Many of these are supported by the World Bank and many have been or are being rigorously evaluated. An ongoing Development Research Group study of the experiences to date in the health sector uses meta-analysis to distill results across these evaluations. Preliminary results point to substantial heterogeneity in impacts across countries and across indicators. Emerging findings suggest relatively large and statistically significant effects of pay-for-performance on facility deliveries and on the content of antenatal care visits, but limited or negligible effects on other indicators, including the likelihood of a woman having four or more antenatal care visits, the likelihood of a baby receiving postnatal care and a child being fully immunized. In education, too, the results to date are mixed. Some studiesref9,ref10 have found positive effects of pay-for-performance schemes on teacher behaviors and student learning, while othersref11,ref12 have found no effects.

The health meta-analysis is exploring the causes of the heterogeneity in results, which may be due to differences in the design of the pay-for-performance scheme (e.g., the generosity of the payments relative to cost) and its implementation. Evidence from the education sector is already pointing in this direction. A recent studyref13 found a pay-for-performance scheme in Tanzania’s schools was more successful if combined with additional spending on school inputs.

In summary, all payment schemes shape service provider incentives, and all three basic schemes have advantages and disadvantages. Blending elements from one or more holds promise but getting the design and implementation of a blended provider payment scheme right is not straightforward.

Elena Glinskaya
September 09, 2021

Dear Deon and Adam, thanks for an insightful article noting that how social service providers are paid matters as much as how much they are paid. I fully agree and to take a more complicated case, let’s consider long term care services for the elderly. Unlike education or health services, a public entity that commissions them is typically not a monopsonist in purchasing them, but rather a regulator and also a financier/purchaser for some groups of users. Providers receive payments from a public entity and also out-of-pocket payments. As a share of providers’ revenue, the out-of-pocket is considerably larger for aged long-term care compared with education or health services. It would be interesting to have a conversation on how to design a payment mechanism (for public resources) and how to complement this with regulations (if any) for out-of-pocket payments so as to improve quality and access for all consumers.

Moritz Piatti-Fuenfkirchen
September 09, 2021

Thanks for this thoughtful piece.

Perhaps there is one more option...that providers don't get paid? In some countries providers are not recognized as spending units or cost centers in the PFM system.
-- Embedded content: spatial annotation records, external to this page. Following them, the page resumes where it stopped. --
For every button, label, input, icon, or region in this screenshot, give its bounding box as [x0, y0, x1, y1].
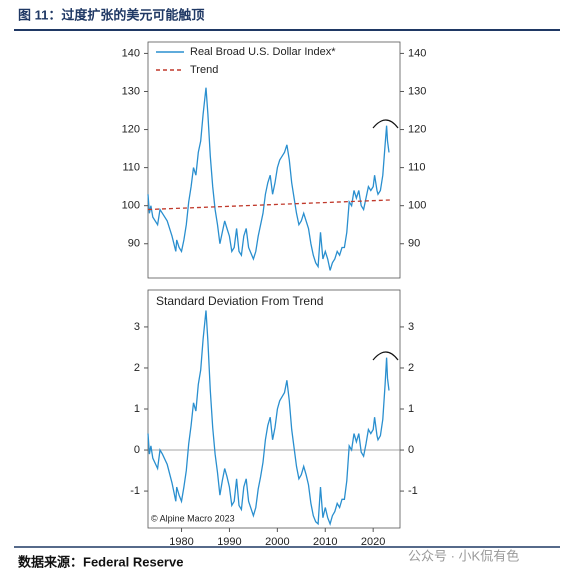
y-tick-label-right: 2: [408, 362, 414, 374]
y-tick-label-right: 3: [408, 321, 414, 333]
y-tick-label: 100: [122, 200, 140, 212]
x-tick-label: 1990: [217, 536, 241, 548]
series-line: [147, 87, 390, 271]
y-tick-label: 0: [134, 444, 140, 456]
y-tick-label-right: 110: [408, 162, 426, 174]
peak-arc: [372, 119, 399, 129]
plot-frame: [147, 289, 401, 529]
series-line: [147, 199, 390, 211]
y-tick-label: 140: [122, 47, 140, 59]
series-line: [147, 310, 390, 526]
panel-title: Standard Deviation From Trend: [156, 294, 323, 308]
legend-label: Real Broad U.S. Dollar Index*: [190, 46, 336, 58]
x-tick-label: 1980: [169, 536, 193, 548]
y-tick-label: 120: [122, 123, 140, 135]
peak-arc: [372, 351, 399, 361]
y-tick-label: 1: [134, 403, 140, 415]
figure-title: 图 11：过度扩张的美元可能触顶: [18, 7, 204, 22]
y-tick-label-right: 1: [408, 403, 414, 415]
y-tick-label-right: 120: [408, 123, 426, 135]
legend-label: Trend: [190, 64, 218, 76]
y-tick-label: -1: [130, 485, 140, 497]
y-tick-label-right: 90: [408, 238, 420, 250]
source: 数据来源：Federal Reserve: [18, 554, 183, 569]
credit: © Alpine Macro 2023: [151, 513, 235, 523]
y-tick-label: 2: [134, 362, 140, 374]
y-tick-label-right: 140: [408, 47, 426, 59]
y-tick-label-right: 130: [408, 85, 426, 97]
y-tick-label-right: -1: [408, 485, 418, 497]
watermark: 公众号 · 小K侃有色: [408, 548, 519, 563]
y-tick-label: 3: [134, 321, 140, 333]
y-tick-label: 130: [122, 85, 140, 97]
x-tick-label: 2020: [361, 536, 385, 548]
y-tick-label-right: 0: [408, 444, 414, 456]
y-tick-label-right: 100: [408, 200, 426, 212]
y-tick-label: 90: [128, 238, 140, 250]
plot-frame: [147, 41, 401, 279]
y-tick-label: 110: [122, 162, 140, 174]
x-tick-label: 2010: [313, 536, 337, 548]
x-tick-label: 2000: [265, 536, 289, 548]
Providers are not budget holders. They have no autonomy and are not allowed to receive or spend funds. If user fees are collected, PFM rules might require these to be swept back to treasury. Instead the district administration has the mandate to spend on their behalf. Providers might get some in-kind support from districts, but buckets are leaky. This creates an accountability gap as districts are accountable for financial management while providers are accountable for the delivery of services. Yet, the financial management systems infrastructure generally stops at the district level.

For these cases there is effectively no purchasing. Purchasing would require at least some degree of provider autonomy. For these cases - which sadly still exist - initiating this basic dialogue of who providers actually are in the government budget structure can be immensely helpful. Thanks for bringing this up - I'm looking forward to your thoughts.